Although in this post I let myself to reveal a bit of the emotional rollercoaster that the last few years were, eventually my intent – my ambition – is to nudge a bit all of us to be better, our institutions to improve, and our working culture to progress. Think about an aircrash investigation** where assigning blame has modest consequences compared to the industry-wide safety benefits to avoid similar accidents to happen again. Eventually for the benefit of everyone.
Sadly, my repeated offer to analyse what has happened, not in public but as an internal procedure to improve in the future, has been so far dismissed.
My search for a new host organization was hindered by a job market affected by the pandemic, some risk-aversion in recruiting a physicist that does biology, or a scientist that does not have a formal track record in teaching undergraduate courses. And of course, by the psychological impact of living through this chaos which took its toll on the mental wellbeing of me and colleagues at any level. All of this is compounded by the shortcoming that I certainly have, like anyone else, of character and curriculum.
Despite the huge setbacks that my colleagues and I experienced, the delays in research productivity and the money virtually wasted in the process, I anchor myself to the understanding that most people in society and academia are good people, amazing and well-intentioned. I am indebted with those many colleagues in companies and academia who supported me. I will be forever grateful to the many kind-souls out there, that irrespective of their roles, position or means, did what they could to help.
I have one regret. I could not shield my team from all of that, as I did not have the power to. The only thing I could do is to to my best, including all my students and researchers, sharing information in real-time, discussing, listening, advising and supporting them within the limited resources I could tap into.
And now? Time to move on. Time to move to Brunel University London, where I found amazing people – soon to be new colleagues with whom we will do amazing things. But I will dedicate to Brunel ample space in the near future, focusing in what I predict to be an extremely positive experience in the making.

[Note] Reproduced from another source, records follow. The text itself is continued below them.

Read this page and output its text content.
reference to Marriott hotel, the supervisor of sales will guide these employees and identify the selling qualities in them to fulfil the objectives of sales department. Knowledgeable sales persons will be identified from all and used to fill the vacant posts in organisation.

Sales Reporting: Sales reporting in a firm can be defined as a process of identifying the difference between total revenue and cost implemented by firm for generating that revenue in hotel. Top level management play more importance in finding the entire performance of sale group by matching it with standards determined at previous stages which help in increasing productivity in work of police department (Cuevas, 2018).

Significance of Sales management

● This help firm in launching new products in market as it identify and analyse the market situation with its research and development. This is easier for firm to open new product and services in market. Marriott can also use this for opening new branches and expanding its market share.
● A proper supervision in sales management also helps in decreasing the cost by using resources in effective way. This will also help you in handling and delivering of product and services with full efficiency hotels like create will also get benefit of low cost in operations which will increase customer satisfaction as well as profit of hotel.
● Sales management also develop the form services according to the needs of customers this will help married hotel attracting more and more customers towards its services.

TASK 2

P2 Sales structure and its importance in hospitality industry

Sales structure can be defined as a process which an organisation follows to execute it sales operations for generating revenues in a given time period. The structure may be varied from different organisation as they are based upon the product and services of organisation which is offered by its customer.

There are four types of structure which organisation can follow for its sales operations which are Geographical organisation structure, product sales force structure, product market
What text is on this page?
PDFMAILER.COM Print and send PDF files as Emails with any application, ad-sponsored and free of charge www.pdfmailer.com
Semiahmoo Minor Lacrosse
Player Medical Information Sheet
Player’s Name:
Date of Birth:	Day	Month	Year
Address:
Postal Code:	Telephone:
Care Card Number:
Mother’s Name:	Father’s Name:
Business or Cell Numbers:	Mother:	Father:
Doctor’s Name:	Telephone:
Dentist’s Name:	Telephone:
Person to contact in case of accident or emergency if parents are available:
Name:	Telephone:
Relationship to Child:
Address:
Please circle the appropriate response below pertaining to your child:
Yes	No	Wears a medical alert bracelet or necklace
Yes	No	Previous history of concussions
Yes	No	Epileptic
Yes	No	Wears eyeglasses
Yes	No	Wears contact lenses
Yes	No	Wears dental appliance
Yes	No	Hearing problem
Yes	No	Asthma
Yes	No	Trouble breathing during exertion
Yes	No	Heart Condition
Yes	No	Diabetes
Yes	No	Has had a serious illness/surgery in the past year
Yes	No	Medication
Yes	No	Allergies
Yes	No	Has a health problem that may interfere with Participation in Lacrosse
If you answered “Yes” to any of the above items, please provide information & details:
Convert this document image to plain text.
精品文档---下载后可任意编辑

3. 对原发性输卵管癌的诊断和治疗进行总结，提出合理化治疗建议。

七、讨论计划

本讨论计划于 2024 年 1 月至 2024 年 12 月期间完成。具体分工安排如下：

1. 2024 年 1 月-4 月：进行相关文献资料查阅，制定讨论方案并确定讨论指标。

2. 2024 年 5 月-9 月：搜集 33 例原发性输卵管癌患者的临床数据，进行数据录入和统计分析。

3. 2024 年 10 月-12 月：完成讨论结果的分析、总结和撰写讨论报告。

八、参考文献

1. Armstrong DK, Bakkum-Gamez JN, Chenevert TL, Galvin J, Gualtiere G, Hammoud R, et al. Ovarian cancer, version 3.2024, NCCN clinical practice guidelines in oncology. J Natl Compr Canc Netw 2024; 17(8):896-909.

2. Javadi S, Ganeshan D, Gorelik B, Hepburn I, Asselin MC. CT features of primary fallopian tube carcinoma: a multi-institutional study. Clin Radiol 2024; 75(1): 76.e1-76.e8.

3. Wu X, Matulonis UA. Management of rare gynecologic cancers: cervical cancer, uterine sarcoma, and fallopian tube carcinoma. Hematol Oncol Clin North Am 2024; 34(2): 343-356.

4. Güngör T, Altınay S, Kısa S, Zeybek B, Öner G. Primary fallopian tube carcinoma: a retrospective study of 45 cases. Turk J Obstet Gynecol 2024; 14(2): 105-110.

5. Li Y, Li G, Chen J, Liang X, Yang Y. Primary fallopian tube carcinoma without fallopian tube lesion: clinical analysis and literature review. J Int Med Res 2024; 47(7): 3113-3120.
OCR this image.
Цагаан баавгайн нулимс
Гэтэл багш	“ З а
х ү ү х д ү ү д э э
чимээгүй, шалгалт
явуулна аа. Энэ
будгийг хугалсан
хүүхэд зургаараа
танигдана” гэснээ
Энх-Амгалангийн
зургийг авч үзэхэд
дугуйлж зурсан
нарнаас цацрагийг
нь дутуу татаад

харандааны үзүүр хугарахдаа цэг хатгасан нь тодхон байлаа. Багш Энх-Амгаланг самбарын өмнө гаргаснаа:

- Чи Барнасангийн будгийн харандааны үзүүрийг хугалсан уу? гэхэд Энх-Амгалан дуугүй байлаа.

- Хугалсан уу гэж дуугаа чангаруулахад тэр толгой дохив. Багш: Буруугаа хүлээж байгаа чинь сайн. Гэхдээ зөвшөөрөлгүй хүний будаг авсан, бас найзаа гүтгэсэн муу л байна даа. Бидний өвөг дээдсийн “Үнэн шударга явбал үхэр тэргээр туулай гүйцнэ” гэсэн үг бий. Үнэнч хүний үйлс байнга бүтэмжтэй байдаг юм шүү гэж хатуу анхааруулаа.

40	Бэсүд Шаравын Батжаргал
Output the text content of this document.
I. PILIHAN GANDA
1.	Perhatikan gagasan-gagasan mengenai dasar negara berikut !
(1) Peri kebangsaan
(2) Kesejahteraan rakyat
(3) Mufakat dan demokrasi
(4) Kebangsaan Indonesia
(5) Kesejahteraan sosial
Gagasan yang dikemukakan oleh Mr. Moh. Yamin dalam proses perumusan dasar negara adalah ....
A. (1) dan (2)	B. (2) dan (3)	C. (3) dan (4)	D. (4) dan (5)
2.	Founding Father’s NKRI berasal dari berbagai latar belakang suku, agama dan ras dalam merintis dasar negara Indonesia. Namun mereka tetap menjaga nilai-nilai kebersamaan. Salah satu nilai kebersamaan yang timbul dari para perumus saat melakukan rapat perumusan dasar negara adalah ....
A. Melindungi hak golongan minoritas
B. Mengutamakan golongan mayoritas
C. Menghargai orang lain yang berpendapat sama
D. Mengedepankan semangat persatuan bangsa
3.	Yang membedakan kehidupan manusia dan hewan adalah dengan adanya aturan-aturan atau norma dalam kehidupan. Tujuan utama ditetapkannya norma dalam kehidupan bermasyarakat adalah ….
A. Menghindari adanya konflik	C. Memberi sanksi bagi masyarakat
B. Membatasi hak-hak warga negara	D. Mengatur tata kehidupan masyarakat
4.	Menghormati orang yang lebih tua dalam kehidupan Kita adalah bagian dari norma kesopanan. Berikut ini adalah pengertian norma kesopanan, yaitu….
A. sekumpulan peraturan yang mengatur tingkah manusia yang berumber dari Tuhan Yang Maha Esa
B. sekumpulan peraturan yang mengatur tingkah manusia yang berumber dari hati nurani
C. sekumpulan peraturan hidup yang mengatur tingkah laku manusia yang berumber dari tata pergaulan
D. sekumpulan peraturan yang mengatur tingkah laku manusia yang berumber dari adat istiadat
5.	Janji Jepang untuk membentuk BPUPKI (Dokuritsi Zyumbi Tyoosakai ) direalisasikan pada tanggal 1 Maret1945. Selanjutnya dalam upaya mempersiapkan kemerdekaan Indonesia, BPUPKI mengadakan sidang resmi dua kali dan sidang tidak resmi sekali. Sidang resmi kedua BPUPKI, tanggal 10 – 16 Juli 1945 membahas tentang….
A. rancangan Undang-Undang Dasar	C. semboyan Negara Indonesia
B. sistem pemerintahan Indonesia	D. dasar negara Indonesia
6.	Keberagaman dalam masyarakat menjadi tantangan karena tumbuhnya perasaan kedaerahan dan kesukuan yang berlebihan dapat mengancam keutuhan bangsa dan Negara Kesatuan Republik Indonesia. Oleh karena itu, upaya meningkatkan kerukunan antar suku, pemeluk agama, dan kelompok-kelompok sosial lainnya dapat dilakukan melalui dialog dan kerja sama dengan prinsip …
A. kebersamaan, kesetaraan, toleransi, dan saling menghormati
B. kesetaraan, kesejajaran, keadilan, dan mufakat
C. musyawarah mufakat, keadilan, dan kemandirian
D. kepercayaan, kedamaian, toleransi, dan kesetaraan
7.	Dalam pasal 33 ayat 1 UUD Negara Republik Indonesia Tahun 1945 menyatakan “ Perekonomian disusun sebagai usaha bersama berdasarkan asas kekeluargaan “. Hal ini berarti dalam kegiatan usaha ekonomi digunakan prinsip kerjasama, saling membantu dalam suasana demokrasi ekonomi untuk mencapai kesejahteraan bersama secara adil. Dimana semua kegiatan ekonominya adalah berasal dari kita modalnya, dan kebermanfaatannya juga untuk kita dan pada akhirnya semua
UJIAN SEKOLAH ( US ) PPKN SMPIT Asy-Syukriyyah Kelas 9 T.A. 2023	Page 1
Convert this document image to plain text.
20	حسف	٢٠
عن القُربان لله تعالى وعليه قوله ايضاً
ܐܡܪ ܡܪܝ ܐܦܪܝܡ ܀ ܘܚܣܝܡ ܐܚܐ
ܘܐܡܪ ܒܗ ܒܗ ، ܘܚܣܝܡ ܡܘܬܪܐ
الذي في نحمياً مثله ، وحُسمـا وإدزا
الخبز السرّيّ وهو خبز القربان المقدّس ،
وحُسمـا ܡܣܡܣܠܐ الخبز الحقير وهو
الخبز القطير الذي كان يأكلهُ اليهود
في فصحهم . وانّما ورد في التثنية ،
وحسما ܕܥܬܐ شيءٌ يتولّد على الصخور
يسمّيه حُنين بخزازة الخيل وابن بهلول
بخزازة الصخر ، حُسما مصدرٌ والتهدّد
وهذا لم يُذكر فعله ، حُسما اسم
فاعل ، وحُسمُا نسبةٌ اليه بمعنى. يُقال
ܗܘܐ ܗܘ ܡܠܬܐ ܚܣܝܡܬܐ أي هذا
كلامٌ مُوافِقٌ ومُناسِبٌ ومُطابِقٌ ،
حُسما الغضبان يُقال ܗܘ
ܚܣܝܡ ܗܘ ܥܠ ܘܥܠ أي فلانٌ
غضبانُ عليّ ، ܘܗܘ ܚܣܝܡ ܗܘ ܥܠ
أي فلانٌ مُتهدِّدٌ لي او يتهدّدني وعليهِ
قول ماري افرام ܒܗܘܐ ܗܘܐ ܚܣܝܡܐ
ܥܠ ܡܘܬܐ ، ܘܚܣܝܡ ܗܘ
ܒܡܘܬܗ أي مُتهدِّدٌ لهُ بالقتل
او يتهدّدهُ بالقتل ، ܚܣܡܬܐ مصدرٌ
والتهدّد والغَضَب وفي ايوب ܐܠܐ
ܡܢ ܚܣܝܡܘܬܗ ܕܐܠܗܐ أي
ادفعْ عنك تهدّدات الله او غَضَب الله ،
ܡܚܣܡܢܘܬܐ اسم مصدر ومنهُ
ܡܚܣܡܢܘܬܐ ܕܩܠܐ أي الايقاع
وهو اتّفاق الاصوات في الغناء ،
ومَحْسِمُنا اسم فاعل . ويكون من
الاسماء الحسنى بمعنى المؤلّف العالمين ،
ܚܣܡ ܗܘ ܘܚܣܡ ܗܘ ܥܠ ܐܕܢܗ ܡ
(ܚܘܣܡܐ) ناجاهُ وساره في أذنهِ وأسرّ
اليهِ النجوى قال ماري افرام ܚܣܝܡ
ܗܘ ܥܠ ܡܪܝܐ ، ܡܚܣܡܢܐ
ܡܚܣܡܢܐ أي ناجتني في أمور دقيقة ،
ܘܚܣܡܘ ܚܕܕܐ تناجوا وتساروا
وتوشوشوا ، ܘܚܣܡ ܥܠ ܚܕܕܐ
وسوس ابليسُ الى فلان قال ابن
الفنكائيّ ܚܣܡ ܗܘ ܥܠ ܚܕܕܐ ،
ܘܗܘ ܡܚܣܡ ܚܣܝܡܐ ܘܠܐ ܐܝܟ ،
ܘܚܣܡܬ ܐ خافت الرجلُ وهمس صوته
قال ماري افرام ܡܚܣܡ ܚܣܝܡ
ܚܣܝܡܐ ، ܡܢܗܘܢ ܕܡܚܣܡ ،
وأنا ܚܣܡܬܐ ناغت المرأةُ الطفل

Time to move on. Well, I did move on in many respects, and left behind the worst emotions, the worst memories. I will however use these incredible experiences*** I passed through, to dig deeper into the mechanisms of academic life, as usual, trying to have a positive impact on younger scientists and students who might accidentally land on these boring, sometimes nerdy, pages.
I hope I will soon have time to write about the difference between power, leadership and management, the role of human resources in academia, the institutional bad habits that we should eliminate to ensure the good that is in most of us percolates up to our organization (yes, we need an antigravity machine of sorts), how careers between a research institute and University should be structured, or how openly speaking with colleagues in industry about career can be extremely positive.
I’ll have much less time with my new job starting, but I will have the right mental attitude to discuss those ideas without the shadows of the last few years.
Transition-post completed, the future is waiting.
*) I have been inspired by another event, another person, in the use of this sentence. And although only very few people will know, I still feel obliged to disclose this.
**) Not my philosophy, I hear this often in the Mentour Pilot Youtube channel. Inspiration can come from everything!
***) To be clear, other people in the UK and around the world experience much more tragic issues. I do not want to offend anyone sounding overdrammatic. Still, I can’t do anything else then telling my stories, lucky in a broader sense, hoping to be of use within my trade.